Three years later, and five years after his convictions, Hughes obtained a copy of the trial record and learned that his counsel had not even filed a notice of an appeal. Thereafter, Hughes submitted three separate motions to the Arkansas Supreme Court, requesting that the court grant him a belated appeal, pursuant to Rule 36.9 of the Arkansas Rules of Criminal Procedure, or post-conviction relief under Rule 37. The Arkansas Supreme Court declined to consider the motions because Hughes had not complied with either rule's procedural requirements.

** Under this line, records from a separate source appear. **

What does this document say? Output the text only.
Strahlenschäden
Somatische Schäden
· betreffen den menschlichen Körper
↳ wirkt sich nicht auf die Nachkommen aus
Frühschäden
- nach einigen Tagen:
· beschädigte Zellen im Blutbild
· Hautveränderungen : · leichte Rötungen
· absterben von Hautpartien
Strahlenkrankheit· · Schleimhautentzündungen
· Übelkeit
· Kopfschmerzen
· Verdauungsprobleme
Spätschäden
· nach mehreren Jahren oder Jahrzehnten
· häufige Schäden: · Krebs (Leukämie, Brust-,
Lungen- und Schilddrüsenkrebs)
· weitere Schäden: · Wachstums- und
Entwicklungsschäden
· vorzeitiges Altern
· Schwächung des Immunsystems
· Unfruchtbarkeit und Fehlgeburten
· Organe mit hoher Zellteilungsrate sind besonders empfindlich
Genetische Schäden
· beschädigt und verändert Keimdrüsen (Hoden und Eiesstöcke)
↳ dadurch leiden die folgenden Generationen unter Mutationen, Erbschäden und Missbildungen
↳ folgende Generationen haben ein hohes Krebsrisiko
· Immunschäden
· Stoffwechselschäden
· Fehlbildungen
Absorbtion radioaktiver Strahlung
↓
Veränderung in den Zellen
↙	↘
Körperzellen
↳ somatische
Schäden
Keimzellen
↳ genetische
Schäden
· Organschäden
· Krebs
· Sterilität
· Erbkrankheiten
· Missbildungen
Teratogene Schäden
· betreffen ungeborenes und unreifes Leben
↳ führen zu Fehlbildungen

On October 12, 1994, Hughes filed this federal petition for writ of habeas corpus, seeking relief for his counsel's failure to file an appeal on his behalf. The district court denied his petition. This appeal follows.

Under both Arkansas and federal law, relief must be granted to a criminal defendant who, through no fault of his own, is denied a direct appeal. A criminal defendant has a right to a direct appeal and actual or constructive denial of counsel in a direct appeal is legally presumed to result in prejudice. Penson v. Ohio, 488 U.S. 75, 88 (1988); Estes v. U.S., 883 F.2d 645, 649 (8th Cir. 1989). Thus, in a claim of ineffective assistance of counsel on a direct appeal, where counsel has failed to appeal or to withdraw, there is no need to prove that petitioner would have succeeded on the appeal or that the appeal had a certain level of merit to it.

In Arkansas, a criminal defendant who has been denied a direct appeal due to an attorney error can seek relief under Rule 36.9(e), which permits the defendant to apply to the Arkansas Supreme Court for a belated appeal. See Ark. R.Crim. P. 36.9(e) (Ark.Code Ann.1987); see also, State v. Ellis, 637 S.W.2d 588 (Ark.1982) (per curiam) (such applications routinely granted when failure to timely appeal results from attorney error). Although the language of Rule 36.9(e) limits the consideration of belated appeals to eighteen months post conviction, the Arkansas Supreme Court has on at least one occasion considered an appeal presented beyond that time limit. Davis v. State, 877 S.W.2d 93, 94 (Ark.1994). Moreover, in certain circumstances, the eighteen-month, state-law time bar might be inadequate to foreclose federal review. See Ellis v. Lockhart, 875 F.2d 200, 201 (8th Cir. 1989).

In this case, however, the significant delay in a direct appeal cannot be attributed solely to attorney error. Hughes waited more than three years after learning about his attorney's death before pursuing an appeal in the Arkansas system. Given Hughes's substantial contribution to the delay, we agree that relief should not be granted. In addition, Hughes has not presented any evidence of innocence such that we should consider the merits of his federal claim pursuant to Murray v. Carrier, 477 U.S. 478, 496 (1986).

Accordingly, we affirm the decision of the district court and deny Hughes's petition for writ of habeas corpus.